Die Emissionserlöse aus einer Kapitalerhöhung im Zuge des IPOs in Höhe von mindestens 100 Mio. EUR will das Unternehmen für die Finanzierung von Zukäufen zur Erweiterung des Büro- und Einzelhandelsportfolios in den Kernregionen sowie für Investitionen in das Kernportfolio des Unternehmens nutzen.

Das Angebot besteht aus 36,85 Mio. TLG-Aktien, davon rund 9,3 Mio. neue Inhaberaktien aus einer Kapitalerhöhung, knapp 24,2 Mio. Inhaberaktien aus dem Bestand der abgebenden Aktionäre und 3,35 Mio. Inhaberaktien aus dem Bestand von East AcquiCo im Rahmen einer möglichen Mehrzuteilung.

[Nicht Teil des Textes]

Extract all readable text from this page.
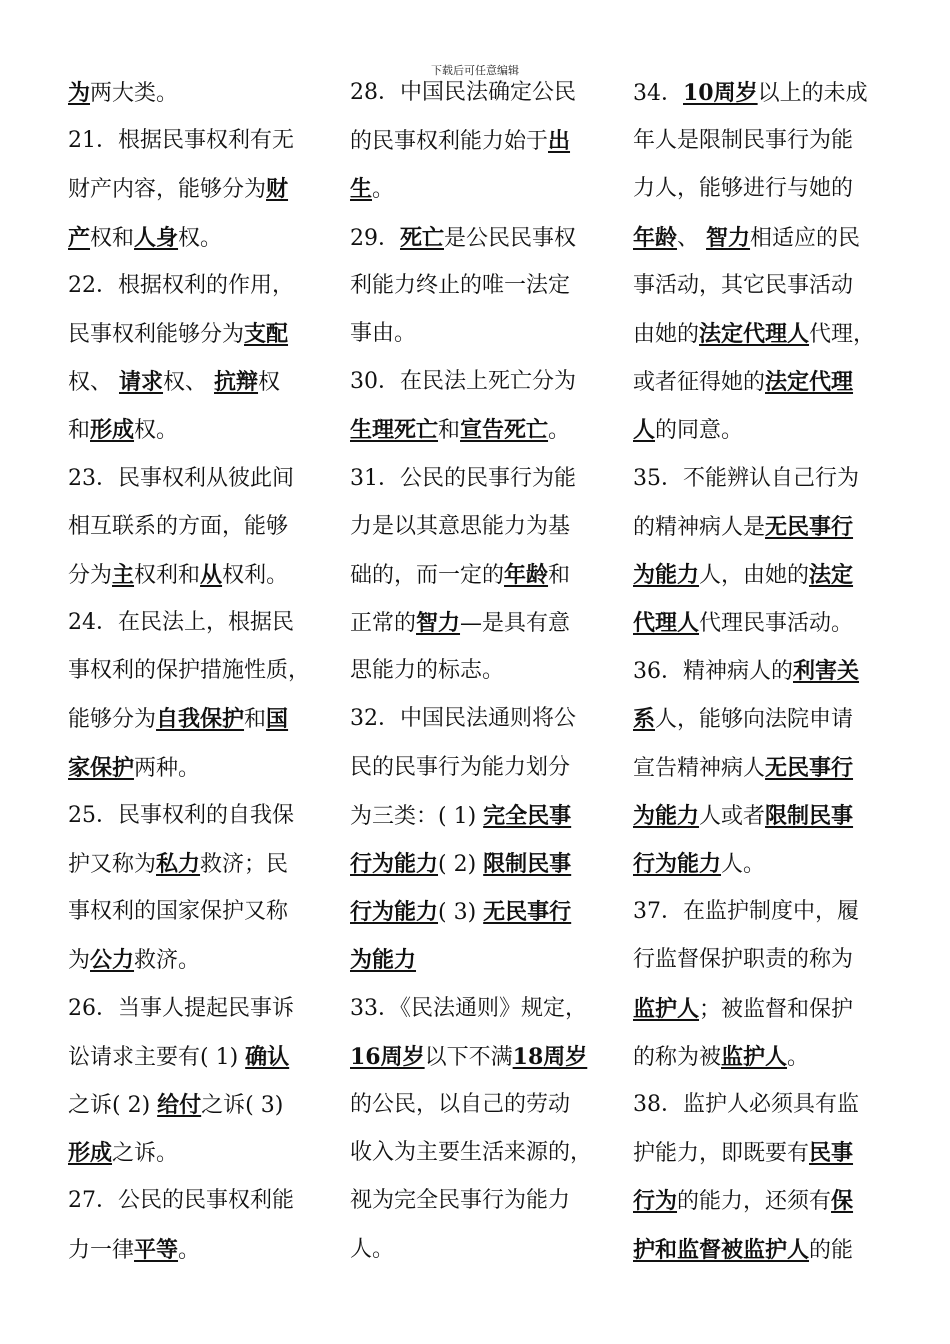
下载后可任意编辑
为两大类。
21．根据民事权利有无
财产内容，能够分为财
产权和人身权。
22．根据权利的作用，
民事权利能够分为支配
权、 请求权、 抗辩权
和形成权。
23．民事权利从彼此间
相互联系的方面，能够
分为主权利和从权利。
24．在民法上，根据民
事权利的保护措施性质，
能够分为自我保护和国
家保护两种。
25．民事权利的自我保
护又称为私力救济；民
事权利的国家保护又称
为公力救济。
26．当事人提起民事诉
讼请求主要有( 1) 确认
之诉( 2) 给付之诉( 3)
形成之诉。
27．公民的民事权利能
力一律平等。
28．中国民法确定公民
的民事权利能力始于出
生。
29．死亡是公民民事权
利能力终止的唯一法定
事由。
30．在民法上死亡分为
生理死亡和宣告死亡。
31．公民的民事行为能
力是以其意思能力为基
础的，而一定的年龄和
正常的智力—是具有意
思能力的标志。
32．中国民法通则将公
民的民事行为能力划分
为三类：( 1) 完全民事
行为能力( 2) 限制民事
行为能力( 3) 无民事行
为能力
33．《民法通则》规定，
16周岁以下不满18周岁
的公民，以自己的劳动
收入为主要生活来源的，
视为完全民事行为能力
人。
34．10周岁以上的未成
年人是限制民事行为能
力人，能够进行与她的
年龄、 智力相适应的民
事活动，其它民事活动
由她的法定代理人代理，
或者征得她的法定代理
人的同意。
35．不能辨认自己行为
的精神病人是无民事行
为能力人，由她的法定
代理人代理民事活动。
36．精神病人的利害关
系人，能够向法院申请
宣告精神病人无民事行
为能力人或者限制民事
行为能力人。
37．在监护制度中，履
行监督保护职责的称为
监护人；被监督和保护
的称为被监护人。
38．监护人必须具有监
护能力，即既要有民事
行为的能力，还须有保
护和监督被监护人的能
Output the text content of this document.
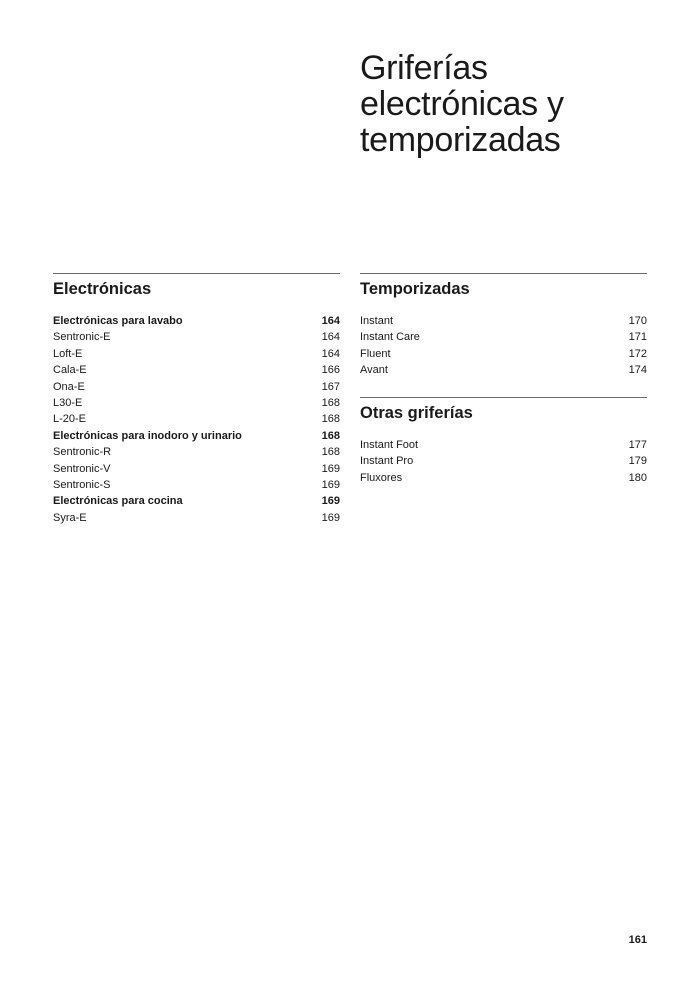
Griferías
electrónicas y
temporizadas
Electrónicas
Electrónicas para lavabo	164
Sentronic-E	164
Loft-E	164
Cala-E	166
Ona-E	167
L30-E	168
L-20-E	168
Electrónicas para inodoro y urinario	168
Sentronic-R	168
Sentronic-V	169
Sentronic-S	169
Electrónicas para cocina	169
Syra-E	169
Temporizadas
Instant	170
Instant Care	171
Fluent	172
Avant	174
Otras griferías
Instant Foot	177
Instant Pro	179
Fluxores	180
161
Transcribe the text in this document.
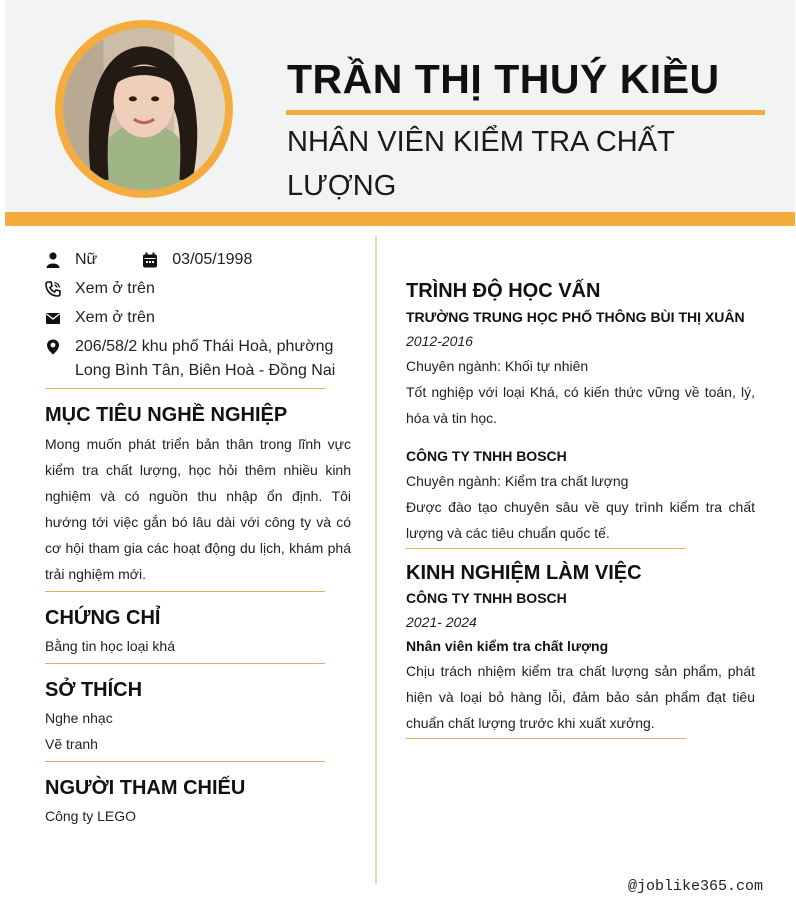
TRẦN THỊ THUÝ KIỀU
NHÂN VIÊN KIỂM TRA CHẤT LƯỢNG
Nữ	03/05/1998
Xem ở trên
Xem ở trên
206/58/2 khu phố Thái Hoà, phường Long Bình Tân, Biên Hoà - Đồng Nai
MỤC TIÊU NGHỀ NGHIỆP
Mong muốn phát triển bản thân trong lĩnh vực kiểm tra chất lượng, học hỏi thêm nhiều kinh nghiệm và có nguồn thu nhập ổn định. Tôi hướng tới việc gắn bó lâu dài với công ty và có cơ hội tham gia các hoạt động du lịch, khám phá trải nghiệm mới.
CHỨNG CHỈ
Bằng tin học loại khá
SỞ THÍCH
Nghe nhạc
Vẽ tranh
NGƯỜI THAM CHIẾU
Công ty LEGO
TRÌNH ĐỘ HỌC VẤN
TRƯỜNG TRUNG HỌC PHỔ THÔNG BÙI THỊ XUÂN
2012-2016
Chuyên ngành: Khối tự nhiên
Tốt nghiệp với loại Khá, có kiến thức vững về toán, lý, hóa và tin học.
CÔNG TY TNHH BOSCH
Chuyên ngành: Kiểm tra chất lượng
Được đào tạo chuyên sâu về quy trình kiểm tra chất lượng và các tiêu chuẩn quốc tế.
KINH NGHIỆM LÀM VIỆC
CÔNG TY TNHH BOSCH
2021- 2024
Nhân viên kiểm tra chất lượng
Chịu trách nhiệm kiểm tra chất lượng sản phẩm, phát hiện và loại bỏ hàng lỗi, đảm bảo sản phẩm đạt tiêu chuẩn chất lượng trước khi xuất xưởng.
@joblike365.com
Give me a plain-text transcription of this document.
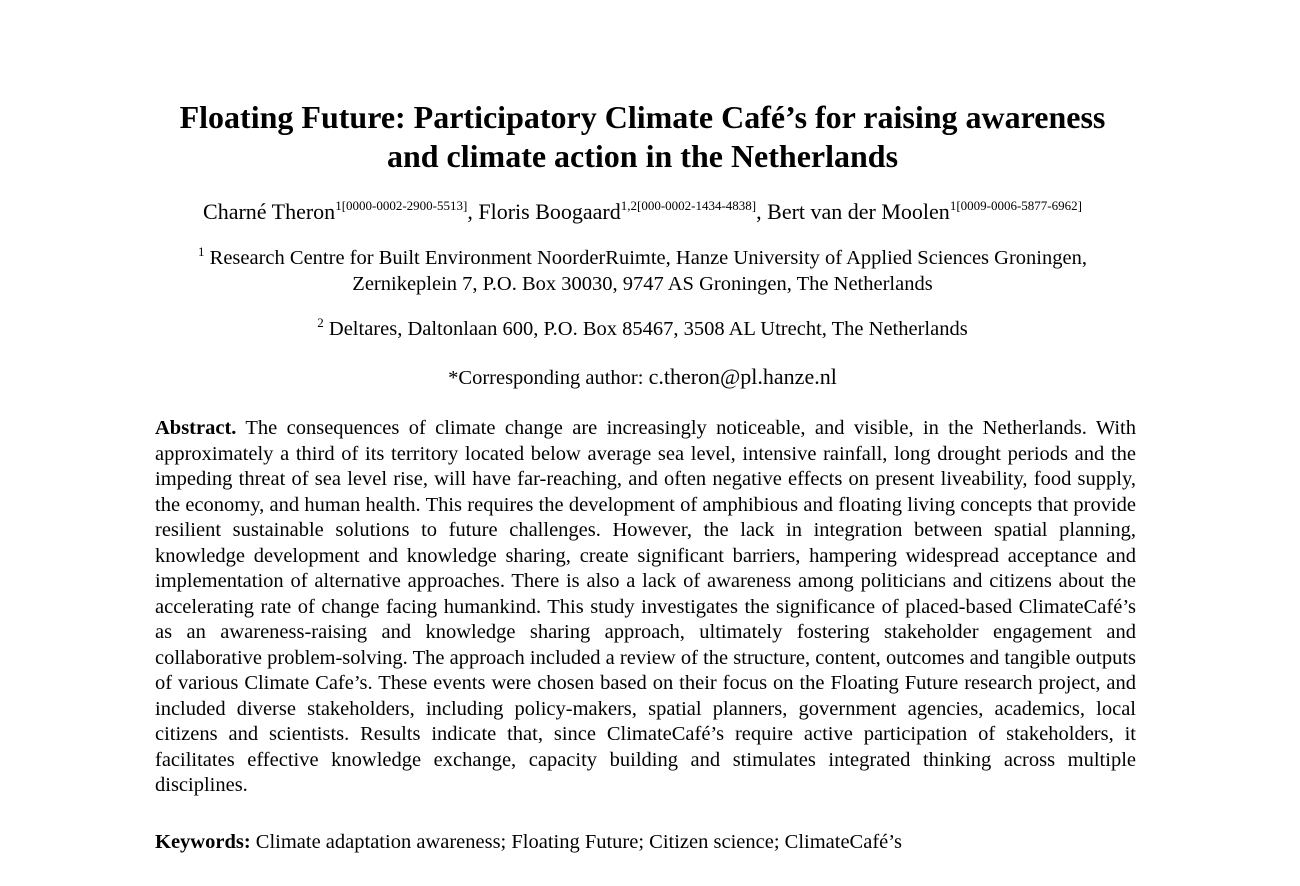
Floating Future: Participatory Climate Café’s for raising awareness
and climate action in the Netherlands
Charné Theron$^{1[0000-0002-2900-5513]}$, Floris Boogaard$^{1,2[000-0002-1434-4838]}$, Bert van der Moolen$^{1[0009-0006-5877-6962]}$
$^1$ Research Centre for Built Environment NoorderRuimte, Hanze University of Applied Sciences Groningen,
Zernikeplein 7, P.O. Box 30030, 9747 AS Groningen, The Netherlands
$^2$ Deltares, Daltonlaan 600, P.O. Box 85467, 3508 AL Utrecht, The Netherlands
*Corresponding author: c.theron@pl.hanze.nl

Abstract. The consequences of climate change are increasingly noticeable, and visible, in the Netherlands. With approximately a third of its territory located below average sea level, intensive rainfall, long drought periods and the impeding threat of sea level rise, will have far-reaching, and often negative effects on present liveability, food supply, the economy, and human health. This requires the development of amphibious and floating living concepts that provide resilient sustainable solutions to future challenges. However, the lack in integration between spatial planning, knowledge development and knowledge sharing, create significant barriers, hampering widespread acceptance and implementation of alternative approaches. There is also a lack of awareness among politicians and citizens about the accelerating rate of change facing humankind. This study investigates the significance of placed-based ClimateCafé’s as an awareness-raising and knowledge sharing approach, ultimately fostering stakeholder engagement and collaborative problem-solving. The approach included a review of the structure, content, outcomes and tangible outputs of various Climate Cafe’s. These events were chosen based on their focus on the Floating Future research project, and included diverse stakeholders, including policy-makers, spatial planners, government agencies, academics, local citizens and scientists. Results indicate that, since ClimateCafé’s require active participation of stakeholders, it facilitates effective knowledge exchange, capacity building and stimulates integrated thinking across multiple disciplines.

Keywords: Climate adaptation awareness; Floating Future; Citizen science; ClimateCafé’s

Für den Fall einer Überzeichnung hat der abgebende Aktionär East AcquiCo auch den Konsortialbanken die Option eingeräumt, eine entsprechende Anzahl Aktien zum Angebotspreis zu kaufen. East AcquiCo hat sich außerdem zu einer Lock-Up-Frist von sechs Monaten verpflichtet.

Die begleitenden Banken bei der Emission sind J.P. Morgan und UBS  als Joint Global Coordinators und Joint Bookrunners, sowie Kempen & Co, Commerzbank und HSBC als Joint Bookrunners.